The J. Fodor's language of thought hypothesis and epistemic logic
Keywords:language of thought hypothesis, epistemic logic, modal logic, propositional attitudes, relations
AbstractThe study is to show the similarities between J. Fodor's Language of Thought hypothesis and epistemic modal logic. According to the J. Fodor's hypothesis there is the language of thought (also called "Mentalese") that is the meta-language in which mental representations of attitudes of organism to propositions expressed in object-language (for example: knowledge, belief, hope, desire, statement) are formulated. These attitudes are called "propositional attitudes". In the hypothesis propositional attitudes are thoughts and relations between organism and proposition. Propositional attitudes are of interest for epistemic modal logics. In epistemic logics propositional attitudes are relations considered as modalities, i.e. propositions with modal operators. On certain conditions J. Fodor's Language of Thought hypothesis may be considered as a sort of epistemic modal logic, only it would require certain updating as a formal logical system.

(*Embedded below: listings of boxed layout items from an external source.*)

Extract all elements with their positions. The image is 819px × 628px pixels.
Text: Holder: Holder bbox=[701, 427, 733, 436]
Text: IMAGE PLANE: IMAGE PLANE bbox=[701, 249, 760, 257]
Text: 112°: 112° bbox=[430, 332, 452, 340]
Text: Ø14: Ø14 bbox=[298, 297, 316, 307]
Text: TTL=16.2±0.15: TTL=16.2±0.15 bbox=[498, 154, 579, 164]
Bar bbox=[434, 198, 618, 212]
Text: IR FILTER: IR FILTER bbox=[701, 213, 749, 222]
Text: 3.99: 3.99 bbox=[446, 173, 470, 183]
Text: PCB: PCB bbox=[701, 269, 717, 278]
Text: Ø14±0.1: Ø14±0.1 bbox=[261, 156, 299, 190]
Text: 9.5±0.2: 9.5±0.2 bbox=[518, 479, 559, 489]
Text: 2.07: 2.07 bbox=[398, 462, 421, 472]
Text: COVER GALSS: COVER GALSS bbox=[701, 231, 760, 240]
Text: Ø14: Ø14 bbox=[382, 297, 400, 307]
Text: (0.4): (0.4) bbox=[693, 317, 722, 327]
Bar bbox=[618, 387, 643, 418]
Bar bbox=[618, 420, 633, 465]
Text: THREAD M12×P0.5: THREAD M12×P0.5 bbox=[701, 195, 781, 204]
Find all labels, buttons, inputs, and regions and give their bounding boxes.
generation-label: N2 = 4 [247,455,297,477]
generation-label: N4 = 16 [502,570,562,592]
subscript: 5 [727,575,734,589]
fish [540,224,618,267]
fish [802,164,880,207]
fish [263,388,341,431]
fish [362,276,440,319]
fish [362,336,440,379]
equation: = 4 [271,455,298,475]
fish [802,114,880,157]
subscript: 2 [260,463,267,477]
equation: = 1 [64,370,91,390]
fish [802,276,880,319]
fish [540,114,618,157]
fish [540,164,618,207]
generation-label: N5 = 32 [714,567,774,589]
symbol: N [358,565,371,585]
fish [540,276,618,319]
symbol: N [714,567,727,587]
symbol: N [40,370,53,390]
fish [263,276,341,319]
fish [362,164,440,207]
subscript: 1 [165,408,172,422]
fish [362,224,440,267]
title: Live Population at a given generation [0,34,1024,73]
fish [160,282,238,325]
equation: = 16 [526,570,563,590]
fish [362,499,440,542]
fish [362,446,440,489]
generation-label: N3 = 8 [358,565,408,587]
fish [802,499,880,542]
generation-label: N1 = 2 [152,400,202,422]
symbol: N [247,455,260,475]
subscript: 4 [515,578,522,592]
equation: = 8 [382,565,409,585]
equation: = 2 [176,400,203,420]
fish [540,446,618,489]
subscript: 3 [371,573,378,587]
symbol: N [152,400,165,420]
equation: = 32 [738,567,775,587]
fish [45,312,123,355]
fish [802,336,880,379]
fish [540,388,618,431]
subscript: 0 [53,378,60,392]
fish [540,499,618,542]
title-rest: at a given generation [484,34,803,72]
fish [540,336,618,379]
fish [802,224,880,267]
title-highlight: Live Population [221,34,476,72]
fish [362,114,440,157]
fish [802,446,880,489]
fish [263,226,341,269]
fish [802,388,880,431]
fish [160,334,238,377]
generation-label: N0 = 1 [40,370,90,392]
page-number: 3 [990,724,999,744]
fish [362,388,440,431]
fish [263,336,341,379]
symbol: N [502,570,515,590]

The similarities between J. Fodor's Language of Thought and epistemic modal logics give two opportunities. First opportunity is to make special version of epistemic modal logic as an instrument of research for cognitive psychology based on J. Fodor's Language of Thought hypothesis. Second opportunity is to accept the idea of J. Fodor's Language of Thought as an innate language and to attain comprehension that epistemic modal logics are not especially constructed formal languages (formal systems) but innate cognitive programs. It might enable to extrapolate the idea of innate languages onto all formal languages including logical languages and to attempt verifying that idea experimentally within cognitive sciences.